Renewables have a long runway.


For all their progress, renewables have a lot of room for growth, Chada says.


“It’s not just market penetration, though that’s low, too,” he says, noting that less than 20% of European energy is generated by renewables. “It’s also a very fragmented market. If you take the top 10 players, they have less than 15% market share. The addressable market is continuing to grow, and there’s room for companies to continue to grow and to take share.”


“The technology works,” Chada says. “Economically, it works. From a policy perspective, it works.”


Case study: Green hydrogen


In recent years, you may have seen buses or construction vehicles emblazoned with their hydrogen fuel bona fides. The gas has become an attractive source of power for large vehicles and industrial applications because its only byproduct is water, in contrast to gasoline’s toxic brew of carbon, particulates and unburned fuel.

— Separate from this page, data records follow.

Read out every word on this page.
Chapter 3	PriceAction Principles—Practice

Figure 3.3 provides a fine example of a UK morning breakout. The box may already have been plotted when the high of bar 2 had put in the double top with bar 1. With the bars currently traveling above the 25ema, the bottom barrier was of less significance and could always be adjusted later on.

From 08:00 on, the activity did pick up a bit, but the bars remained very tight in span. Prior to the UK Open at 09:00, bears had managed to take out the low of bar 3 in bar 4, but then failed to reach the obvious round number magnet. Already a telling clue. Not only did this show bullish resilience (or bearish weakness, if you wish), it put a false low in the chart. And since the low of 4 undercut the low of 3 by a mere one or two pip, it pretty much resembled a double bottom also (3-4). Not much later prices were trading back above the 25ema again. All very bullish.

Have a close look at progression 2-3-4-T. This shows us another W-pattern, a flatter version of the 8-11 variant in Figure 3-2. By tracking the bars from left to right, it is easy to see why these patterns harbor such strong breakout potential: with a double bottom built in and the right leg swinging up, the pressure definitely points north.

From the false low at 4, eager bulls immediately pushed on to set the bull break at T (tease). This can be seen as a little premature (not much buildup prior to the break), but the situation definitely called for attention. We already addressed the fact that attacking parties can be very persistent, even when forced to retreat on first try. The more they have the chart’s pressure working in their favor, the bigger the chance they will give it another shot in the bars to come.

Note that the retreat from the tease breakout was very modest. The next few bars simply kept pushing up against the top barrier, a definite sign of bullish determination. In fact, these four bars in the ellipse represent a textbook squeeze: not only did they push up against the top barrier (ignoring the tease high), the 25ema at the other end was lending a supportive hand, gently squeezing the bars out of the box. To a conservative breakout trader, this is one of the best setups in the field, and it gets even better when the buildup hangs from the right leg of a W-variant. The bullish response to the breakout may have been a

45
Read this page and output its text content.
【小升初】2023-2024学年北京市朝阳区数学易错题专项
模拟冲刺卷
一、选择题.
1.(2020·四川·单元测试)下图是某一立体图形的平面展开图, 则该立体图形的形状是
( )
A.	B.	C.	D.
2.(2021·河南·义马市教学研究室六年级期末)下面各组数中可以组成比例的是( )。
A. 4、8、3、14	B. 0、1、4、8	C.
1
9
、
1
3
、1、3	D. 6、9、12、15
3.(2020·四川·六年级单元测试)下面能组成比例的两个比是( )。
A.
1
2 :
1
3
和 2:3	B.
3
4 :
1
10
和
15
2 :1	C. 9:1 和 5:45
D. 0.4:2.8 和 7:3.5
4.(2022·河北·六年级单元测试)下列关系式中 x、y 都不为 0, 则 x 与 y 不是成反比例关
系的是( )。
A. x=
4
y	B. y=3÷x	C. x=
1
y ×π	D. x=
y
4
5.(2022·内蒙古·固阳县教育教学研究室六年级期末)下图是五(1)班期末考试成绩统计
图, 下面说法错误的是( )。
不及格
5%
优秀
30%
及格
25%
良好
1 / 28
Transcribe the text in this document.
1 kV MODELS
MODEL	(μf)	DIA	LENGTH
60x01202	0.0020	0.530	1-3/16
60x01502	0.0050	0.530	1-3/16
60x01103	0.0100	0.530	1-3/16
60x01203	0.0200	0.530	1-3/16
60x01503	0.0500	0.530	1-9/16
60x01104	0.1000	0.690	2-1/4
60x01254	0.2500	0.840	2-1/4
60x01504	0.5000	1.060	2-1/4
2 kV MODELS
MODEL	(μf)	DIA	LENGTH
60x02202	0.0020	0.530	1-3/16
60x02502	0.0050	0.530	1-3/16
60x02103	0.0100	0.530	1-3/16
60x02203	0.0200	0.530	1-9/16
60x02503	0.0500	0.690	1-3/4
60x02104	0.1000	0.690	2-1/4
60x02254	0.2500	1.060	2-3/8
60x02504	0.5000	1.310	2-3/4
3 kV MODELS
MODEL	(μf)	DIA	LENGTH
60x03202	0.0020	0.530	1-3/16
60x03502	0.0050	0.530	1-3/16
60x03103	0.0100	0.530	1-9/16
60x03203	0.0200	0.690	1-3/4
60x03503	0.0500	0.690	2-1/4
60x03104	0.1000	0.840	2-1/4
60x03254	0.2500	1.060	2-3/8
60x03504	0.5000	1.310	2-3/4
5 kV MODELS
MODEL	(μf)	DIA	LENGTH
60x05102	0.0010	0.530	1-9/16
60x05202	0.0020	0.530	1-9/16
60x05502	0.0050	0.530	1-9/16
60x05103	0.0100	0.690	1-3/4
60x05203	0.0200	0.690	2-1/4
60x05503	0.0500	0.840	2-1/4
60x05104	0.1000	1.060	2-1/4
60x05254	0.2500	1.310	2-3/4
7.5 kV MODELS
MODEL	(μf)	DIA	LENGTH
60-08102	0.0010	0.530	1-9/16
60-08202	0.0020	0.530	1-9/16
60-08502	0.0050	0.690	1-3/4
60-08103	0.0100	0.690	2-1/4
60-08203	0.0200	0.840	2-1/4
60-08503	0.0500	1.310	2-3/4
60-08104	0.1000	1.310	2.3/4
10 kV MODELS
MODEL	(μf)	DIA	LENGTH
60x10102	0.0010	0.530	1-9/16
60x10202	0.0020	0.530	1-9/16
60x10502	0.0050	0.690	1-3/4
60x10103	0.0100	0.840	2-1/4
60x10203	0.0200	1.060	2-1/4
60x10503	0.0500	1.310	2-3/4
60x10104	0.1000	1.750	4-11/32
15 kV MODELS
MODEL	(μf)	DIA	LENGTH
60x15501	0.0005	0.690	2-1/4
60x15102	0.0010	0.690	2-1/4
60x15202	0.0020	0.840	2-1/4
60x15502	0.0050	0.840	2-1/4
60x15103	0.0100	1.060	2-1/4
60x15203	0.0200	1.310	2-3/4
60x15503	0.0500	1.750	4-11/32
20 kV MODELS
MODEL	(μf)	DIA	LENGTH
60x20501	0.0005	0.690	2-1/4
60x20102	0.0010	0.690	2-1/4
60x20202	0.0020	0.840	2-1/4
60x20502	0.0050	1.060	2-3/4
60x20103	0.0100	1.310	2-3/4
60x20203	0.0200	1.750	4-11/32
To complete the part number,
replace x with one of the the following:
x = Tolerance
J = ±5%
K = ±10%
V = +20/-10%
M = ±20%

However, the technology still has a sizable carbon footprint, given that so-called gray hydrogen is created using energy generated with fossil fuels. Green hydrogen, by contrast, relies on renewables. That green transition could have implications for the industrial centers of the future, says Bobby Chada, a Capital Group equity analyst who covers European utilities.


“A lot of the early green hydrogen production centers will be clustered around industrial ports,” he says. “Places with heavy industry that can use green hydrogen — for example, refining.”


Companies are already ramping up their capacities around the world. Just last year, three U.S. projects accounting for 3,300 megawatts of energy production announced they would purchase hydrogen-capable turbines, as well as hydrogen creation and storage technology.